Monday, May 2, 2011

Letters From The Past

I'm a research fiend. I admit it. I love the hunt for obscure facts, the thrill of discovery... far more than the tedium of actually writing the stuff down. So I spend ages sorting through ephemera on tangential subjects that will never actually imbed themselves anywhere but inside my brain JUST BECAUSE that's my idea of a fun weekend.

So, I'm researching along on another book about Salem (no, there can never be too many, shut up) and I come across this. And I must share.

These are real, actual letters written by a third grade class in Salem as part of a school exercise, asking what they would like to be when they grew up. The first is fanciful, something you might expect from an 8 year-old:

This next one is from a boy with a startling grasp of the reality of being a soldier:



"Then I will come home if I am alive." That's sort of chilling to hear from a little kid.
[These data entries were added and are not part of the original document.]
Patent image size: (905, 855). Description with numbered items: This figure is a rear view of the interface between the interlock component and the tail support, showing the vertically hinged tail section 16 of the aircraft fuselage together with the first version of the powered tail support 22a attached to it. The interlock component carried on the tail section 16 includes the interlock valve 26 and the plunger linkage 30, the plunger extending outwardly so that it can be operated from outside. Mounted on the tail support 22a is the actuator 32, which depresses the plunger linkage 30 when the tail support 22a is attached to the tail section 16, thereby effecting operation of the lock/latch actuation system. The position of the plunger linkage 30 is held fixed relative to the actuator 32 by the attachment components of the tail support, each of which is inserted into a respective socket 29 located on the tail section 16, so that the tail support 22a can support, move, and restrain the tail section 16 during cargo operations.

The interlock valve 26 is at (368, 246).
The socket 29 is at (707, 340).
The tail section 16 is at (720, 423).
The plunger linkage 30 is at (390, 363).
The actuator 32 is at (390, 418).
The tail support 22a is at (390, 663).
But this last one, this one... for the consummate expression of bleak existentialist crisis, look no further:

I think this is worthy of an OMG.

Can you imagine being 8 years old and knowing the individuality of your life is meaningless? This is 1912. Women can't vote. They aren't expected to have a career - many jobs are simply not open to them. Their property is generally controlled by a father or husband. Elinor is in third grade and she already knows her future:

"I want to be married because there is nothing else to do."